Eco-activists in the Kurgan region have repeatedly demanded a ban on mining at Dobrovolnoye and drew attention to the danger of in-situ leaching that risked poisoning groundwater and the Tobol River with uranium salts. The activists went to court several times, but all of their motions were rejected.
“It will be worse than Chernobyl,” Alexey Taranov, a professor at Kurgan State University, warned back in 2019. “Radioactive compounds may end up in our water, in our wells.”
The uranium dioxide being mined is not dangerous in itself, Taranov explained, but the mining process emits radium, a radioactive element with a half-life of three days, as well as radon, a deadly radioactive gas, and toxic uranium salts.
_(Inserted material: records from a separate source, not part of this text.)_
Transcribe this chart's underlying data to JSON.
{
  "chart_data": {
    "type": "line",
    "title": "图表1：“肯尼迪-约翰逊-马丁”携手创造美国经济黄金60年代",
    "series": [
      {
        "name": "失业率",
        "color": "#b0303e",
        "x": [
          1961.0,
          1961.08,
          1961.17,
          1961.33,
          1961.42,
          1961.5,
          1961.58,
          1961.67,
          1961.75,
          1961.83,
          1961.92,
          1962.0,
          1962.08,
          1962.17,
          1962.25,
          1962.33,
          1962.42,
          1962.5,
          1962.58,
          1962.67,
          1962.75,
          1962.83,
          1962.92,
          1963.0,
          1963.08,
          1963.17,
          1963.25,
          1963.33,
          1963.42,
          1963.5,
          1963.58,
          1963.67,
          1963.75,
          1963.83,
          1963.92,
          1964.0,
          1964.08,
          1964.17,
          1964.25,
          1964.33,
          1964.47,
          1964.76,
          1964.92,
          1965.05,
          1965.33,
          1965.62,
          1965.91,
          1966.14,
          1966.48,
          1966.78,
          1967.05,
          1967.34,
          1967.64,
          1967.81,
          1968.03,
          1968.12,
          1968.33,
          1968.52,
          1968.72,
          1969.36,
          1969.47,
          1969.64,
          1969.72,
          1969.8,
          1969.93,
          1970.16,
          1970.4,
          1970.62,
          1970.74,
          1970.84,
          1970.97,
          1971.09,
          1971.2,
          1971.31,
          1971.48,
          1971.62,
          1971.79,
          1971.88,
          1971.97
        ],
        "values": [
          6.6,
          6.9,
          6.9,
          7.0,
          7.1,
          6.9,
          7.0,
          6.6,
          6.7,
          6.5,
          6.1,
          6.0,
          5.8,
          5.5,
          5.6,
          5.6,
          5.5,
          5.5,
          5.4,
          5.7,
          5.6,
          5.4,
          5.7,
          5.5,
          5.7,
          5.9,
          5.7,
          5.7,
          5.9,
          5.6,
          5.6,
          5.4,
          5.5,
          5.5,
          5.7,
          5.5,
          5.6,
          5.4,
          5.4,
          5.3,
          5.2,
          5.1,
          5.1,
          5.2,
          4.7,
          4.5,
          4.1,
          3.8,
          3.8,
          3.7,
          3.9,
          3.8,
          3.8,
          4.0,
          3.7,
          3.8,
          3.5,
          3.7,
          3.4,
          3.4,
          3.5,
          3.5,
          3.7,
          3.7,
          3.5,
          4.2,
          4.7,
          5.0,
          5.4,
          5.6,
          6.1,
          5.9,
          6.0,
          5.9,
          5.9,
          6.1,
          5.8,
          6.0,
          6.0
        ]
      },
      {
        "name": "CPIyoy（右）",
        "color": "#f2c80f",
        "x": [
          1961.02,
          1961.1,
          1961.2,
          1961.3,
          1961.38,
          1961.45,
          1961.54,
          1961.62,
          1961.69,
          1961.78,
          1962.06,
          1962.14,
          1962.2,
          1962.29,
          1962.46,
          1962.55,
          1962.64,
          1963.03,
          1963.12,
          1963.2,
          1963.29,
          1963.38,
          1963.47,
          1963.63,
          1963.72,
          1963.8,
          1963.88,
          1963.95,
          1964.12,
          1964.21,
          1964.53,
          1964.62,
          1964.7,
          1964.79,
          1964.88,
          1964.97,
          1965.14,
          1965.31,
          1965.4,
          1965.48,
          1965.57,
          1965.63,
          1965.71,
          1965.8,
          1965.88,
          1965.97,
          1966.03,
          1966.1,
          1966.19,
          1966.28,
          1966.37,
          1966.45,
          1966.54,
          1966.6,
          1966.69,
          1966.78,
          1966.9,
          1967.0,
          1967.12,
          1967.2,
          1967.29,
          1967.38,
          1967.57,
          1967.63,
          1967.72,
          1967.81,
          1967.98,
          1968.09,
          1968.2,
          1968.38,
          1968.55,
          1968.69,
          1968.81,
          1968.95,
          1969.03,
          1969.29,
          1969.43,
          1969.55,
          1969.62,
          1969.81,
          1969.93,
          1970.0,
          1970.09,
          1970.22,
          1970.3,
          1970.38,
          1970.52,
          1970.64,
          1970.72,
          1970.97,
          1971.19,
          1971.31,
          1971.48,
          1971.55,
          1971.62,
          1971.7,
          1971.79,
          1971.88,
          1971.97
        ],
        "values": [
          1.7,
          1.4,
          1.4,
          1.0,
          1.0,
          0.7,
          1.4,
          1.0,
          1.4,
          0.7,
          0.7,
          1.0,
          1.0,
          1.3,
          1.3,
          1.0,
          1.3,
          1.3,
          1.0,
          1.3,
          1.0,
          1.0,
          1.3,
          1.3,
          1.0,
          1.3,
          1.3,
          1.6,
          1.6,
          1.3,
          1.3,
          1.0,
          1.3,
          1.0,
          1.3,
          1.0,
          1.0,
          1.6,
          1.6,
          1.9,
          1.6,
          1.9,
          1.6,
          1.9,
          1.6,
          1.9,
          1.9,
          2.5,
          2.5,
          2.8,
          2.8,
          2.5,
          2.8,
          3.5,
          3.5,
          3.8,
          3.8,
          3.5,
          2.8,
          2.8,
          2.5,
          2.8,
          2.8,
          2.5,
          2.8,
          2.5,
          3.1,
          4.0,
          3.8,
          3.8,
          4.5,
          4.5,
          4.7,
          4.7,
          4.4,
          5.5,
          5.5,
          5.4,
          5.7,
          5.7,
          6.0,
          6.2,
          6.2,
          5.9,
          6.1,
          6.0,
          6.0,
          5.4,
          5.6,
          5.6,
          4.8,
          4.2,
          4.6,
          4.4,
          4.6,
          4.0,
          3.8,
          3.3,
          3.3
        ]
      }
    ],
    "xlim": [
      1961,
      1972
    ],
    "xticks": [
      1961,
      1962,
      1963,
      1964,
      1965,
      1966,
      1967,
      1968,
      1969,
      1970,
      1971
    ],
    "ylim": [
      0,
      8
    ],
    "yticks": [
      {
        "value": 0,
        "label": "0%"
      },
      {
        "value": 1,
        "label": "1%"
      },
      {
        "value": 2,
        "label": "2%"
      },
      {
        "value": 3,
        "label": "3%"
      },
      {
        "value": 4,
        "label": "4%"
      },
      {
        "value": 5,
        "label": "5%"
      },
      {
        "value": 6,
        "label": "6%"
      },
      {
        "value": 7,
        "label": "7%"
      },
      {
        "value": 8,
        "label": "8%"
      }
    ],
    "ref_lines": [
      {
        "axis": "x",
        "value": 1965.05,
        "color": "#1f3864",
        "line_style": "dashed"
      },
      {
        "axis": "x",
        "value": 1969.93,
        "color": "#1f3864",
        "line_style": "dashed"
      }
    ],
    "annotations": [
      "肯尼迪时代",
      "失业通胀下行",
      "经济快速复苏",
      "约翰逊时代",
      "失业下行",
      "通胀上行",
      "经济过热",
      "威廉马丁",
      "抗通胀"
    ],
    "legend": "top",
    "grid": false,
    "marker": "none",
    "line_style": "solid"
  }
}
Local residents even tried to hold a referendum on the issue, but the regional parliament rejected their proposal as government officials assured them that in-situ leaching was safe for the environment.
Rosatom, meanwhile, accused protesters of “radiophobia”, dismissing their arguments as “myths” and even pressing charges for “calling for terrorist and extremist acts” against one local resident who fought against uranium mining. The activist, Lyubov Kudryashova, was ultimately fined 300,000 rubles (€3,450 at the time) in 2021.
Health risks
Ozharovsky determined that the wells at the uranium deposit had been flooded by comparing geological maps and satellite images. Local residents have also reported the flooding of Dobrovolnoye.
Uranium contamination in the Tobol River would drastically reduce the quality of potable water, Ozharovsky warned.
“A considerable amount of uranium solution has leaked into the Tobol River. Of course, it’s a big river and the uranium will be diluted, so I wouldn’t expect any large concentrations. But people who eat fish from the Tobol River or drink the water in Kurgan will ingest uranium, which will continue decaying and irradiating them from the inside,” Ozharovsky explained.
Ecologist and nuclear power expert Vladimir Slivyak confirmed to Novaya Europe that a significant amount of radioactive substances had likely entered the ecosystem. The extent of the damage cannot yet be estimated, he added, since the authorities refuse to comment or provide precise data as to the scale of contamination.
Slivyak echoed Ozharovsky’s concerns about ingesting uranium through potable water, saying it may lead to internal irradiation, which increases the risk of serious diseases, particularly cancer.
“Even small levels of such radiation can cause significant damage to one’s organs,” he added.
A local environmental organisation also warned that the Tobol River may have been contaminated with radionuclides that had accumulated over the years in underground water leaking from old uranium wells.
For many years, the old uranium deposits have been enclosed by clay and solid rock, Alexey Shvarts, former head of the local Navalny campaign office, told independent news outlet Agentstvo. “To extract uranium, hundreds, maybe thousands of wells were drilled into the ore body, damaging the natural sarcophagus. Now it’s all gone into the water,” he added.
The Russian government needs to prepare and adapt to climate change, which will only cause more flooding in upcoming years, Slivyak said, but this remains far from the government’s mind.
“The government doesn’t care about climate change,” Slivyak said, adding that most of the blame for the current scale of the flooding and all its consequences lies with the Russian authorities.
A number of Russian government bodies, such as the Ministry for Economic Development and the Federal Service for Hydrometeorology and Environmental Monitoring, have proposed climate change adaptation plans, but they have not brought tangible results.
“Given that Vladimir Putin is not interested in anything but war and ignores the issue of climate change, the consequences will be devastating,” Slivyak concluded.